The Toronto price index fell 7.7% annually, and is also down 8.3% from what Teranet considers the city's market peak of May 2022. Vancouver prices are down 8.3% annually, and -4.06 from their market’s peak, which Teranet says occurred in April of this year.

READ: Home Prices to Fall Another 14% by 2023: RBC

The index’s record drop follows inflation data out this morning from Statistics Canada, revealing the housing market has cooled due to the Bank of Canada’s rate hikes, which it has aggressively implemented since March in efforts to calm inflation growth.

While the hikes seem to be having their intended effect, with inflation rising by just 7% in August, that in turn has pulled “owned accommodation expenses” in the real estate market down.

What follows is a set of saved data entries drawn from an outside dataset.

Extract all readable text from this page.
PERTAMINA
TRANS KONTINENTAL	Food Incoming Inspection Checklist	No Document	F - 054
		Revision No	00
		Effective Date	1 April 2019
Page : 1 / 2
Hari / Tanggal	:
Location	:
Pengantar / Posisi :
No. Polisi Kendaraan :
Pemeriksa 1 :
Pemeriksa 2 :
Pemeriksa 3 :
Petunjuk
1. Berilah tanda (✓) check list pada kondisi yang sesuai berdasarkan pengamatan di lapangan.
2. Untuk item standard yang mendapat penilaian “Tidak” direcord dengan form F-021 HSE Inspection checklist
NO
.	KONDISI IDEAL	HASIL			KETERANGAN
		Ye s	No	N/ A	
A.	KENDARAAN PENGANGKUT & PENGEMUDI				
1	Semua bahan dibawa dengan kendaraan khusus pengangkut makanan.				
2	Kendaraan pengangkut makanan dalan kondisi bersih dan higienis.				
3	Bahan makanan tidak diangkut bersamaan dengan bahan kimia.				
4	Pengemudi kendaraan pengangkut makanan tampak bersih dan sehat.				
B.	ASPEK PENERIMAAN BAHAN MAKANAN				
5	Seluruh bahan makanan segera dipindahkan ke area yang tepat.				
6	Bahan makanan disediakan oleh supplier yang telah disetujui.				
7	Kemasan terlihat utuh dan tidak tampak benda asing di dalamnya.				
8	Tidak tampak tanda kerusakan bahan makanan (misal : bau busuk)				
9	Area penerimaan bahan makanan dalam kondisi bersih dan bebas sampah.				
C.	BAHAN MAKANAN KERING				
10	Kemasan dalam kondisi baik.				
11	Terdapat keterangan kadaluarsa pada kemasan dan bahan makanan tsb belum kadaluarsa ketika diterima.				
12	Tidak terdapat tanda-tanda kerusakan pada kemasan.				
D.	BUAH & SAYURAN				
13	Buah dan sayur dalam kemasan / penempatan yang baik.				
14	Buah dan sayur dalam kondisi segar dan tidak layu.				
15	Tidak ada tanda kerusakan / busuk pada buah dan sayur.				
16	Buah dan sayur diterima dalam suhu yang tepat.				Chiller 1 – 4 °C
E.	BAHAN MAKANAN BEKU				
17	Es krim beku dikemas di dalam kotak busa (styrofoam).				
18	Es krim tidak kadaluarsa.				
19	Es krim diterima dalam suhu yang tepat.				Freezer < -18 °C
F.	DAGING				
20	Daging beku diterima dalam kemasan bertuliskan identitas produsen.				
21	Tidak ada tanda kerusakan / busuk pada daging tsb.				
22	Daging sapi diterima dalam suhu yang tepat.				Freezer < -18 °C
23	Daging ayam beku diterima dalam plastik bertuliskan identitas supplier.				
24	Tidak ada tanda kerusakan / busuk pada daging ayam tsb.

The sale of real estate fell to 7.4%, compared to 9.7% in July, reports StatCan, while the homeowner’s replacement cost index, which reflects the price of new home developments, was also down, with 8.4% growth. “These movements reflect a general cooling of the housing market,” StatCan writes.

The latest report from the Canadian Real Estate Association also revealed a steep drop in homebuyer demand, with sales down for the sixth consecutive month in August, and the average national home price down nearly $180,000 from this past February.